Whether the GMC, given its present resource base, and confined by the dictates of a government ministry is not, in the first instance, hamstrung by that ‘constraint’ is a question that needs to be answered. While it is not a question, here, of seeking the removal of the state agency role that defines the GMC, it is a question of acknowledging the constraints of the bureaucracy that defines a government ministry and all too frequently retards the prerogative of autonomy which better positions the agency to function effectively. Put differently, GMC lacks the autonomy to effectively pursue its mandate – particularly in the realm of external marketing outside of the dictates set by the subject Minister in that Ministry.

It will be recalled that back in 2020, the Agriculture Minister not only alluded to the desirability to restructure the GMC to render it “more responsive to the needs of the people.” At that time he also committed the Ministry to ensuring “that we spend the resources to give you the kind of guidance needed, and establish the necessary infrastructure. “ Simultaneously, the Minister also alluded to “plans to buy produce from farmers on a large scale and resell them to inter-governmental agencies,” a mechanism which he said was designed to “reduce spoilage and waste, generate revenue, create new markets and create jobs both within and without the region.” More than two years later it would be instructive to learn just where we are in terms of determining the extent to which any or all of these undertakings have been realized.

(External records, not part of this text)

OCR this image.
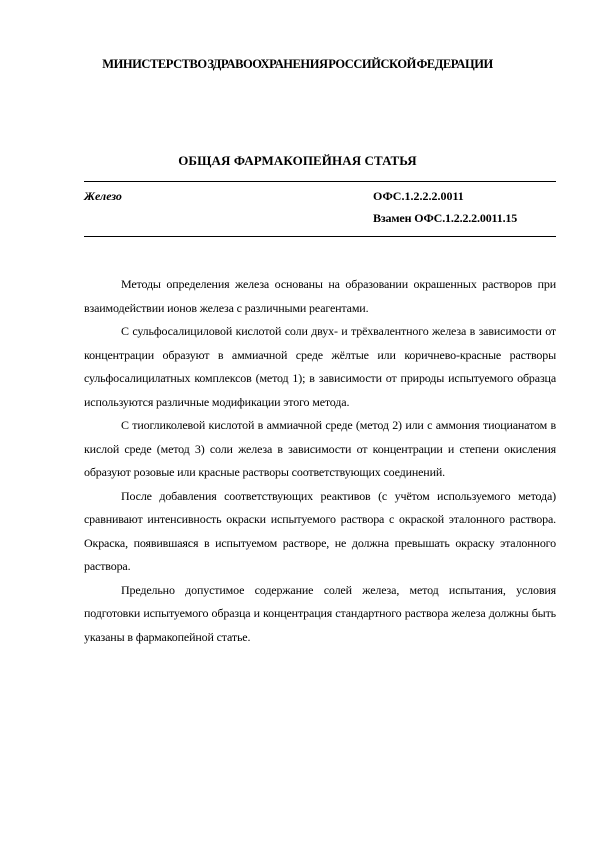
МИНИСТЕРСТВО ЗДРАВООХРАНЕНИЯ РОССИЙСКОЙ ФЕДЕРАЦИИ
ОБЩАЯ ФАРМАКОПЕЙНАЯ СТАТЬЯ
Железо	ОФС.1.2.2.2.0011
Взамен ОФС.1.2.2.2.0011.15

Методы определения железа основаны на образовании окрашенных растворов при взаимодействии ионов железа с различными реагентами.

С сульфосалициловой кислотой соли двух- и трёхвалентного железа в зависимости от концентрации образуют в аммиачной среде жёлтые или коричнево-красные растворы сульфосалицилатных комплексов (метод 1); в зависимости от природы испытуемого образца используются различные модификации этого метода.

С тиогликолевой кислотой в аммиачной среде (метод 2) или с аммония тиоцианатом в кислой среде (метод 3) соли железа в зависимости от концентрации и степени окисления образуют розовые или красные растворы соответствующих соединений.

После добавления соответствующих реактивов (с учётом используемого метода) сравнивают интенсивность окраски испытуемого раствора с окраской эталонного раствора. Окраска, появившаяся в испытуемом растворе, не должна превышать окраску эталонного раствора.

Предельно допустимое содержание солей железа, метод испытания, условия подготовки испытуемого образца и концентрация стандартного раствора железа должны быть указаны в фармакопейной статье.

When account is taken of the success realized by other regional product promotion and marketing organizations like the Jamaica Promotions Corporation (JAMPRO) – which, incidentally, like the GMC – is a state-owned entity, the comparison is instructive. Suitably staffed and empowered to spread its wings across the globe in the aggressive promotion of Jamaican products and its investment opportunities, JAMPRO’s success as an Ambassador for Guyana’s sister CARICOM country is a function  of the entity being suitably staffed and empowered to execute its mandate outside of the controlling/intervening of the substantive ‘dead hand’ of politics. That luxury has, for the most part, always been denied to the GMC.